How many of you only camp with reservations?  We never or seldom make reservations but find it harder and harder to find spots especially in winter.  We just like the freedom to go with the wind and always changing destinations.  Worked till i was 64 and always had to be on time and know the hour and day of week.  Beauty of camping is the freedom from all that .  Lot of CGs now take reservations and best spots will be filled for only weekend so even pulling in on Monday can't stay a week in best spots.  I understand this is great for the working folks but not for us old goats.


----------



## luv2travel (Aug 8, 2016)

It can be hit or miss. We don't like to make reservations because we don't like to be on a time schedule. If we see something we want to explore then we go do it and arrive to camp when we get there. I have found it is best for me to start looking as soon a we do know our stop destination. Even when it is busy, many of the areas often have cancellations. I call them rather than just looking online. I always give my number and ask them to please call me if they do get any cancellations. I almost always get at least one call. There have been times when we came up empty handed though and had to stay at a Walmart parking lot for a few nights!


----------



## C Nash (Aug 8, 2016)

Thanks for the answer Luv2travel.  Was beginning to think I was the only camper here LOL.  We have done the same but most time when they call we have decided elsewhere.  Camping is great because of no where to be and no time to be there but can go anywhere, if the budget allows.


----------



## Marylynn Reishus (Oct 31, 2016)

We don't reserve because I always want to enjoy different places and never get any reservations.
I just get my RV and go to travel the World.


----------



## C Nash (Oct 31, 2016)

Never know where the wheels may stop


----------



## D-Squared (Feb 22, 2017)

Do the Walmarts and Cracker Barrels allow generators to run during the night stay.
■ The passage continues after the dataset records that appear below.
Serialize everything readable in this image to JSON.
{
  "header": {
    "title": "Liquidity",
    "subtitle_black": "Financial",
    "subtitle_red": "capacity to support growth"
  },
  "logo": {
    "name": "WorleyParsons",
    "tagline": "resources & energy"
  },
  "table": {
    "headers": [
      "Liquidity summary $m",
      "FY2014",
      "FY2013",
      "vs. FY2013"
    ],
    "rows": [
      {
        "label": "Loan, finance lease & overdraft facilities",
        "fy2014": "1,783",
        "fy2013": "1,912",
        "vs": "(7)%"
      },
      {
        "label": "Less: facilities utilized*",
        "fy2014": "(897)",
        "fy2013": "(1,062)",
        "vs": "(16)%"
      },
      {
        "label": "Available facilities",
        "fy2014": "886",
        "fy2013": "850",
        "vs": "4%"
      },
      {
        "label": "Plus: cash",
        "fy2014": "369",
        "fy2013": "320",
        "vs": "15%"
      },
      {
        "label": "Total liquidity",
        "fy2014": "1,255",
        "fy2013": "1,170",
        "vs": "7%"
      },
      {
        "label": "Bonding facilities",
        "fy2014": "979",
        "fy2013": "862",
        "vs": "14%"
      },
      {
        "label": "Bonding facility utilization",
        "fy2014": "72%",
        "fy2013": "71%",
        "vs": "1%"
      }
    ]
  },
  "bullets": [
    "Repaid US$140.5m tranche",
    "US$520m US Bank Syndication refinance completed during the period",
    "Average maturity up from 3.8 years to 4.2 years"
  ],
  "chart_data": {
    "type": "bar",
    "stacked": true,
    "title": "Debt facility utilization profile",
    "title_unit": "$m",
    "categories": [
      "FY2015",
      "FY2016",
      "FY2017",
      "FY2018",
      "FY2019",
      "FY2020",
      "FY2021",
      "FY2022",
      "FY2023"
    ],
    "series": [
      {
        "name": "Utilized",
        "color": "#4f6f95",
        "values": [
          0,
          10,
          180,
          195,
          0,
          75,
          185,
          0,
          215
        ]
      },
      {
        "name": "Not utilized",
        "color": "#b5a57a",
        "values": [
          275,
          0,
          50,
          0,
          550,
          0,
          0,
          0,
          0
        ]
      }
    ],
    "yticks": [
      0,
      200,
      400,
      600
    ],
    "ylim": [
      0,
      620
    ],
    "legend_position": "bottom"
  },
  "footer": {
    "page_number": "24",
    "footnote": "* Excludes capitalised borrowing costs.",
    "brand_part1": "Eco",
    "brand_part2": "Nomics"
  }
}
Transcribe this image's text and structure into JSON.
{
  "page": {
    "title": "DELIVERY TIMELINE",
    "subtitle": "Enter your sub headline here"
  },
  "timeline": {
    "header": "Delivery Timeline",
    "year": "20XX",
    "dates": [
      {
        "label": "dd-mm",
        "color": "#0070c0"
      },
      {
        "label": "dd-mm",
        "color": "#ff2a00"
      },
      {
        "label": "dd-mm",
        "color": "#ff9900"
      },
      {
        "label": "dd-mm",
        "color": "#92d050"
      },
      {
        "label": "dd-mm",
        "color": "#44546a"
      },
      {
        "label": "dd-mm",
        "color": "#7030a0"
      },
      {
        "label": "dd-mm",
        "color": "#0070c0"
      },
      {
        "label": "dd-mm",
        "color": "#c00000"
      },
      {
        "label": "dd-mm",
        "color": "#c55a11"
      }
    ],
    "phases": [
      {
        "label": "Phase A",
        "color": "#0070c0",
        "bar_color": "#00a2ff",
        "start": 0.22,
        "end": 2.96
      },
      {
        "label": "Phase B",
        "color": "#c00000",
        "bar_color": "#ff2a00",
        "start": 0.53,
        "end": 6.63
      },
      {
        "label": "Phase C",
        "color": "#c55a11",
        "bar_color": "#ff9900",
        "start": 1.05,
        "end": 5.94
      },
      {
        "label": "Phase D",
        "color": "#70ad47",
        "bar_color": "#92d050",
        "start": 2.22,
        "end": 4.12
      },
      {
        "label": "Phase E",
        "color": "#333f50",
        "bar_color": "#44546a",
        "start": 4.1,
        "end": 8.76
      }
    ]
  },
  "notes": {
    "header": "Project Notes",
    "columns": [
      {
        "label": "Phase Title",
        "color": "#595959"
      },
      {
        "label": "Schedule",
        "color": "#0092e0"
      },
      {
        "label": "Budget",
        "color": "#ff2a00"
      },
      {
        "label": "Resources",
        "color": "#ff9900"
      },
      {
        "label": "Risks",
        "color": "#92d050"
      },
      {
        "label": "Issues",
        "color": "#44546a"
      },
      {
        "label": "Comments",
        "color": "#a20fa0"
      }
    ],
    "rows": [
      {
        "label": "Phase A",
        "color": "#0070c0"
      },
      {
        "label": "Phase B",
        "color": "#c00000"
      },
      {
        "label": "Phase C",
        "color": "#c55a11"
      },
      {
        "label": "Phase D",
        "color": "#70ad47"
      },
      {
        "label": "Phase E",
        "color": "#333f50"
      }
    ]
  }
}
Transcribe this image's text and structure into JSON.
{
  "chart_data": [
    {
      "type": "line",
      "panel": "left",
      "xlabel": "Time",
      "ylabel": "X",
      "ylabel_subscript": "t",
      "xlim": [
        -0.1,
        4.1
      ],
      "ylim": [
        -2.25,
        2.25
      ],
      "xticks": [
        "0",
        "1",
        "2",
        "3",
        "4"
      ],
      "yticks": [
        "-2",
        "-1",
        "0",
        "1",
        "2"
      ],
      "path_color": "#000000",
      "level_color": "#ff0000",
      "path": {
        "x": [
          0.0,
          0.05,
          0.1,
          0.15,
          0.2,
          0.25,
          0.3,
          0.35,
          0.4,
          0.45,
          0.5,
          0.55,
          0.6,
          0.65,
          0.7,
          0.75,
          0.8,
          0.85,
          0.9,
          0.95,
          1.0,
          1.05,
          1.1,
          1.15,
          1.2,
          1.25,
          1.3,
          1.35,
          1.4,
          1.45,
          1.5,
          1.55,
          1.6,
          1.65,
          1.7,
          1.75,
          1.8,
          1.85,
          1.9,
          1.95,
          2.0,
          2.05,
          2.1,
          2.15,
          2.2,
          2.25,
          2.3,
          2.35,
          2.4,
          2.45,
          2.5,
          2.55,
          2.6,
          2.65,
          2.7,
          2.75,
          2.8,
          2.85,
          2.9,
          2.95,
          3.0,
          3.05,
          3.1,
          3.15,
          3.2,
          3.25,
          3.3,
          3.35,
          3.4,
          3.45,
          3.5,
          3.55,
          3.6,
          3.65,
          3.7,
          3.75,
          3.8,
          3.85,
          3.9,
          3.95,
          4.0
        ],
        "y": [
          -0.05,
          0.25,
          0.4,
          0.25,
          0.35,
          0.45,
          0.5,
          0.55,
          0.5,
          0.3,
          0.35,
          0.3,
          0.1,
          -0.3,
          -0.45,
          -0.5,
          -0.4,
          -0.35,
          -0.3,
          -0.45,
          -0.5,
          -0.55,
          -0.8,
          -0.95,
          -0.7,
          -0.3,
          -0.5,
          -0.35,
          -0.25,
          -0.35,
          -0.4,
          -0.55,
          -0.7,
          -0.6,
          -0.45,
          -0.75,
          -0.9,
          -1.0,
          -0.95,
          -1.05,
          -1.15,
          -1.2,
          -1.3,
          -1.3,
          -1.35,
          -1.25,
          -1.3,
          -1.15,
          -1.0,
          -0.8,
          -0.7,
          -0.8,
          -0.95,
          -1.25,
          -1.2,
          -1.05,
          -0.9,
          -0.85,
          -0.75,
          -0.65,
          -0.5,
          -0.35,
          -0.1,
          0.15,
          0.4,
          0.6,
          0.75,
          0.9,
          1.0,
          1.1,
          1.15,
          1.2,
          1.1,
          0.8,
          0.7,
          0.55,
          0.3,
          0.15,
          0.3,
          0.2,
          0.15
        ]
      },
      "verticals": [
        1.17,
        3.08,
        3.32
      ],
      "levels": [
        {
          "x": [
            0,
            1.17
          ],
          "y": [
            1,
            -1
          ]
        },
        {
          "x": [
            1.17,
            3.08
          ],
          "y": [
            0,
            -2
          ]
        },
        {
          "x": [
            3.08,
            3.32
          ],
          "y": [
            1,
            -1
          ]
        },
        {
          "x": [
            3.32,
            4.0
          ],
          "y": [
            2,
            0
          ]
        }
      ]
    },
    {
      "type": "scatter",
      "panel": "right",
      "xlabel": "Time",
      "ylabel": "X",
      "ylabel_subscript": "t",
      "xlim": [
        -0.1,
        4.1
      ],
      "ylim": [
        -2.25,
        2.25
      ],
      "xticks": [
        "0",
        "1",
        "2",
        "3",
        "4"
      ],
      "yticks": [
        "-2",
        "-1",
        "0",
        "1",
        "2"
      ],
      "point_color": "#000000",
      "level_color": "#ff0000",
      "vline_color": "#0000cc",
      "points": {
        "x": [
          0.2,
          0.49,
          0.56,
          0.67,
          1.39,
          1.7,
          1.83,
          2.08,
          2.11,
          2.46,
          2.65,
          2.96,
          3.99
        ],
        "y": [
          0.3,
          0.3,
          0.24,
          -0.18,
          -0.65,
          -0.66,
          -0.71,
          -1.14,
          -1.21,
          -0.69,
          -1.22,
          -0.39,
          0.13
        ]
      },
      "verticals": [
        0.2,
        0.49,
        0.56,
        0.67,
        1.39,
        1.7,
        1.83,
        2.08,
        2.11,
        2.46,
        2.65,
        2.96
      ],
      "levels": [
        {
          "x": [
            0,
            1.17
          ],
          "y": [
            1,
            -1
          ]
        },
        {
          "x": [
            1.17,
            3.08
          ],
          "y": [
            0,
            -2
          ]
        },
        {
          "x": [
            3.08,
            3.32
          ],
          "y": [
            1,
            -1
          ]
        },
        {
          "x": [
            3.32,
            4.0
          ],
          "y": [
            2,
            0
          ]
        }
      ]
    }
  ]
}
We dont really need to extend any slide outs but would appreciate the heat or A/C on occasion. We typically stay at the RV parks but are beginning to free lance our trips in order to enjoy the areas and not chase down a reservation all of the time. Thanks in advance for any information. Travel safely!


----------



## C Nash (Feb 22, 2017)

I have ran our generator at Walmarts but not all night.   As far as heat it will or should work without running the generator.  More than likely a semi will be there with his engine running so it will drone out your generator LOL.  Never stayed in Cracker Barrels but just use common curtsy .  Enjoy your travels.


----------